La Corte d'Appello di Bologna ha comminato una sanzione di €50.000 al parlamentare Aboubakar Soumahoro per presunte irregolarità nella gestione di parte dei contributi ricevuti per la campagna elettorale del 2022. Rischia la poltrona per lacune nella rendicontazione e nella gestione dei fondi.

Quarantamila euro di sanzione per presunte irregolarità nella gestione di parte dei contributi ricevuti per la campagna elettorale del 2022. È il nuovo guaio in cui è incappato Aboubakar Soumahoro, il parlamentare eletto con il centrosinistra nella circoscrizione dell’Emilia-Romagna già travolto dalla bufera per l’inchiesta sulla gestione dei fondi pubblici dalle cooperative di migranti che ha coinvolto la sua famiglia, con moglie, suocera e cognato finiti ai domiciliari. Soumahoro era stato eletto nel collegio plurinominale Emilia-Romagna Po2 e ora rischia la poltrona, dopo il verbale inviato dalla Corte d’Appello di Bologna, guidata dal presidente Oliviero Drigani (foto), alla Camera dei Deputati.

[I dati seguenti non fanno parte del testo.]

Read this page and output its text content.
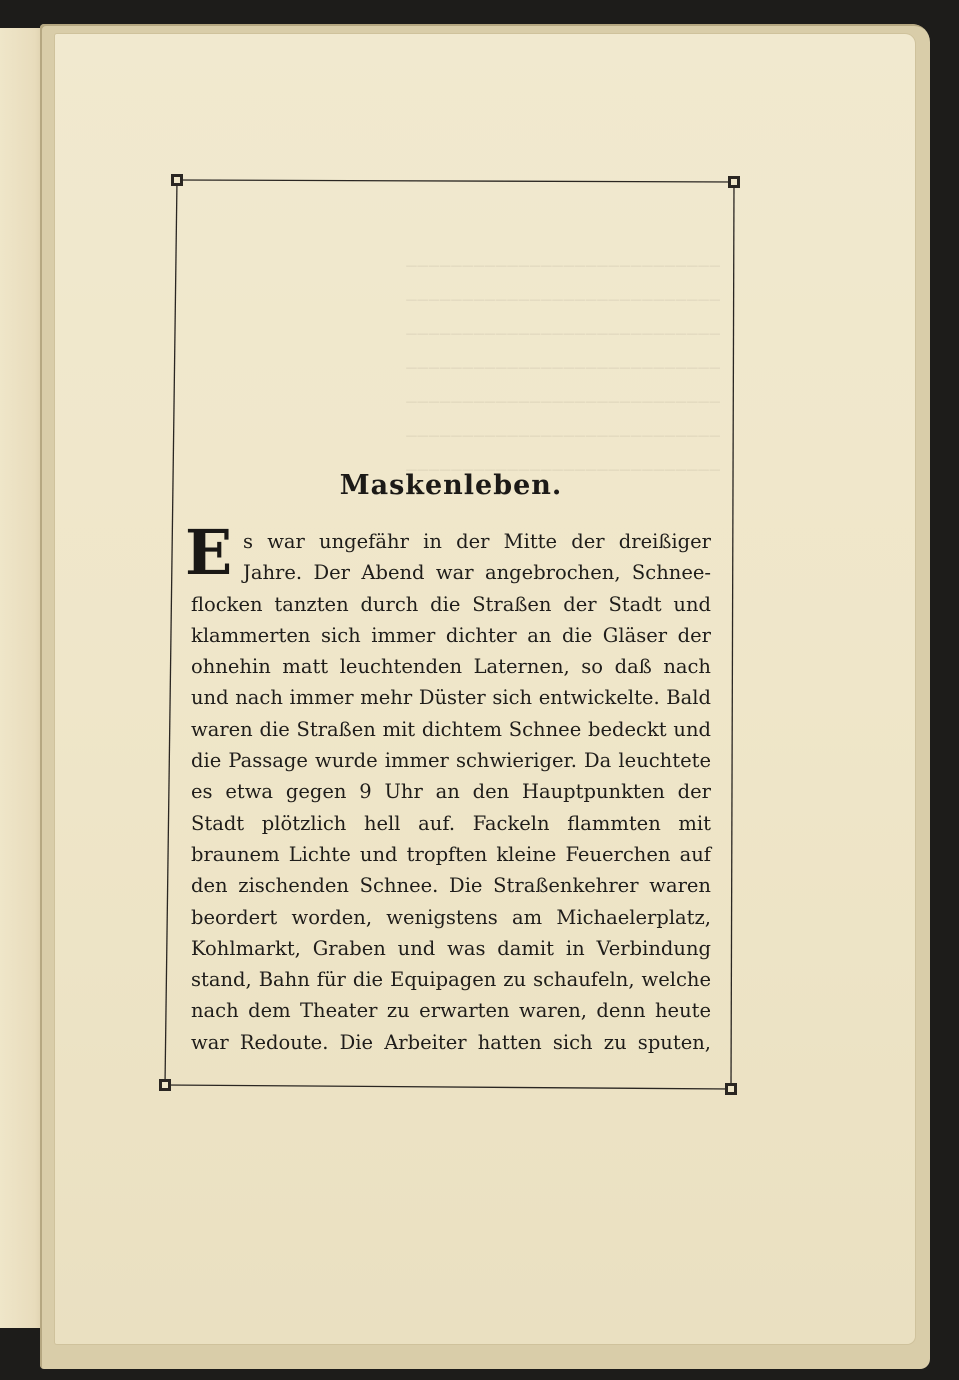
────────────────────────────
────────────────────────────
────────────────────────────
────────────────────────────
────────────────────────────
────────────────────────────
────────────────────────────
Maskenleben.
E s war ungefähr in der Mitte der dreißiger
Jahre. Der Abend war angebrochen, Schnee-
flocken tanzten durch die Straßen der Stadt und
klammerten sich immer dichter an die Gläser der
ohnehin matt leuchtenden Laternen, so daß nach
und nach immer mehr Düster sich entwickelte. Bald
waren die Straßen mit dichtem Schnee bedeckt und
die Passage wurde immer schwieriger. Da leuchtete
es etwa gegen 9 Uhr an den Hauptpunkten der
Stadt plötzlich hell auf. Fackeln flammten mit
braunem Lichte und tropften kleine Feuerchen auf
den zischenden Schnee. Die Straßenkehrer waren
beordert worden, wenigstens am Michaelerplatz,
Kohlmarkt, Graben und was damit in Verbindung
stand, Bahn für die Equipagen zu schaufeln, welche
nach dem Theater zu erwarten waren, denn heute
war Redoute. Die Arbeiter hatten sich zu sputen,
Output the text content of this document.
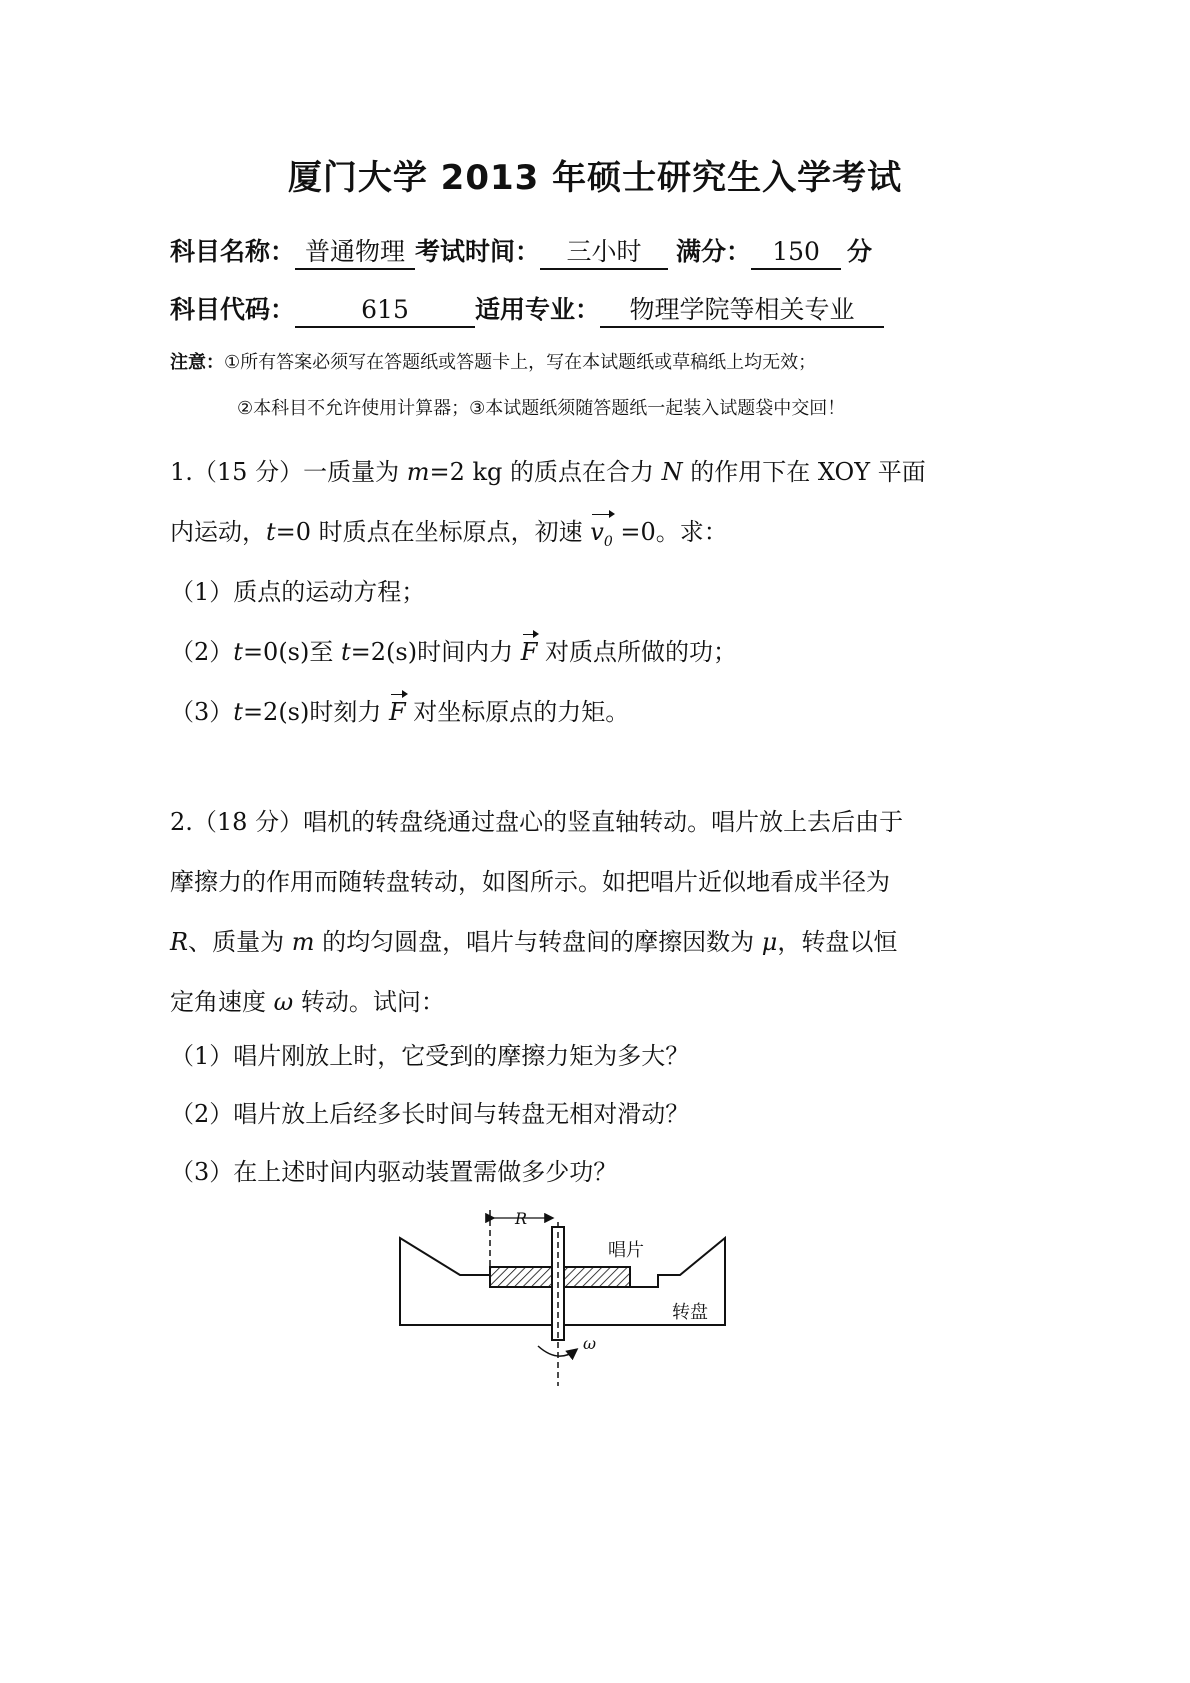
厦门大学 2013 年硕士研究生入学考试
科目名称： 普通物理 考试时间： 三小时 满分： 150 分
科目代码：	615	适用专业： 物理学院等相关专业
注意：①所有答案必须写在答题纸或答题卡上，写在本试题纸或草稿纸上均无效；
②本科目不允许使用计算器；③本试题纸须随答题纸一起装入试题袋中交回！
1.（15 分）一质量为 m=2 kg 的质点在合力 N 的作用下在 XOY 平面
内运动，t=0 时质点在坐标原点，初速 $v_0 =0$。求：
（1）质点的运动方程；
（2）t=0(s)至 t=2(s)时间内力 F 对质点所做的功；
（3）t=2(s)时刻力 F 对坐标原点的力矩。
2.（18 分）唱机的转盘绕通过盘心的竖直轴转动。唱片放上去后由于
摩擦力的作用而随转盘转动，如图所示。如把唱片近似地看成半径为
R、质量为 m 的均匀圆盘，唱片与转盘间的摩擦因数为 μ，转盘以恒
定角速度 ω 转动。试问：
（1）唱片刚放上时，它受到的摩擦力矩为多大？
（2）唱片放上后经多长时间与转盘无相对滑动？
（3）在上述时间内驱动装置需做多少功？
R
唱片
转盘
ω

Nel mirino del Collegio regionale di garanzia elettorale, organo di controllo della Corte d’appello, sono finiti in particolare 12mila euro di fondi la cui rendicontazione avrebbe presentato lacune, poiché non ne sarebbe stata evidenziata con chiarezza la provenienza e i giustificativi di spesa sarebbero stati assenti o irregolari. In più, non sarebbe risultata regolare l’istituzione del rappresentante fiduciario incaricato di gestire la raccolta. Insomma, una violazione formale del protocollo che il deputato è stato chiamato a illustrare agli inquirenti, nel corso di un’interlocuzione avvenuta nelle scorse settimane, ma che evidentemente non è risultata dirimente dei dubbi sorti.